Still, analysts are confused about the reasons for this acquisition since potential synergies will be limited. For one, PayPal is a fintech company while Pinterest is a social media company. Besides, Pinterest was valued at about $10 billion when it went public in 2019.
In most cases, overpaying for a company is usually a good thing. However, in this case, PayPal will be buying a company that has recently lost momentum. User growth has even slowed. At the same time, Pinterest, like all social media companies is seeing some regulatory challenges.
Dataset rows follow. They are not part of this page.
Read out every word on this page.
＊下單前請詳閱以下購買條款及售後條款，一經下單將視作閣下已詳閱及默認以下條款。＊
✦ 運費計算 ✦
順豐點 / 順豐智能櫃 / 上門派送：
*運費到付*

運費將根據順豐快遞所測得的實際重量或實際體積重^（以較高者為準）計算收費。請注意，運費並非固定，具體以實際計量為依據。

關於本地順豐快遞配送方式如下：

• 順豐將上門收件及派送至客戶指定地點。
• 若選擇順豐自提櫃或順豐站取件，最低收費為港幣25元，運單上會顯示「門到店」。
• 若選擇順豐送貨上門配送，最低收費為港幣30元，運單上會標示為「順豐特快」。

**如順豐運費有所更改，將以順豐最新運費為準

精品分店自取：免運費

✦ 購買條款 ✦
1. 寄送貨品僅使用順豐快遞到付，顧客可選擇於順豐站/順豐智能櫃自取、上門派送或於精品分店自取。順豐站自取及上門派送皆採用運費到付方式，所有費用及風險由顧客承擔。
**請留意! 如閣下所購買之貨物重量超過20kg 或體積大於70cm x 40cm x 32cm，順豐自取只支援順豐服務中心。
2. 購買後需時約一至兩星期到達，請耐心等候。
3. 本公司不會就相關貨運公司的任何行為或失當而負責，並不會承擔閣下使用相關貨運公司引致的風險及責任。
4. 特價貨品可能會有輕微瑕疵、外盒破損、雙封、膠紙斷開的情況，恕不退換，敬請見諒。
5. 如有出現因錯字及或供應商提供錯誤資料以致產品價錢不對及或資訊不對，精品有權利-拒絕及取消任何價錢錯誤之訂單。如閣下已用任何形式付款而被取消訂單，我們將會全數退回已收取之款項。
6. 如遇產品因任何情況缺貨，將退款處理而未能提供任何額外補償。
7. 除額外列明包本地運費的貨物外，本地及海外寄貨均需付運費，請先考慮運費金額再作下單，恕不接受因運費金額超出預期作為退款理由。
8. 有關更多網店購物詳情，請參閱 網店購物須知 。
In a note, analyst Andrew Jeffrey of Truist said that the deal made no sense. He added that the purchase would be an “act of desperation” as PayPal’s business slows. Its Venmo boost has faded and is seeing strong competition from the likes of Square and Wise. He wrote:
“We are perplexed by this potential transaction, and see little or no strategic rationale. In many ways, we believe a PayPal/Pinterest combination would be reminiscent of PayPal’s historical eBAY relationship, the unwind of which created significant shareholder value.”
PayPal stock price forecast
The PayPal stock price has been in a difficult position recently. The stock has crashed by 18% from its highest level this year. The stock has struggled to move above the key resistance at $310. It has also moved below the 25-day and 50-day moving averages. Notably, it also seems like it is forming a head and shoulders pattern.
Therefore, there is a likelihood that the PYPL stock will stage a major decline as traders wait for its coming earnings. The bearish view will be invalidated if the stock moves above $273.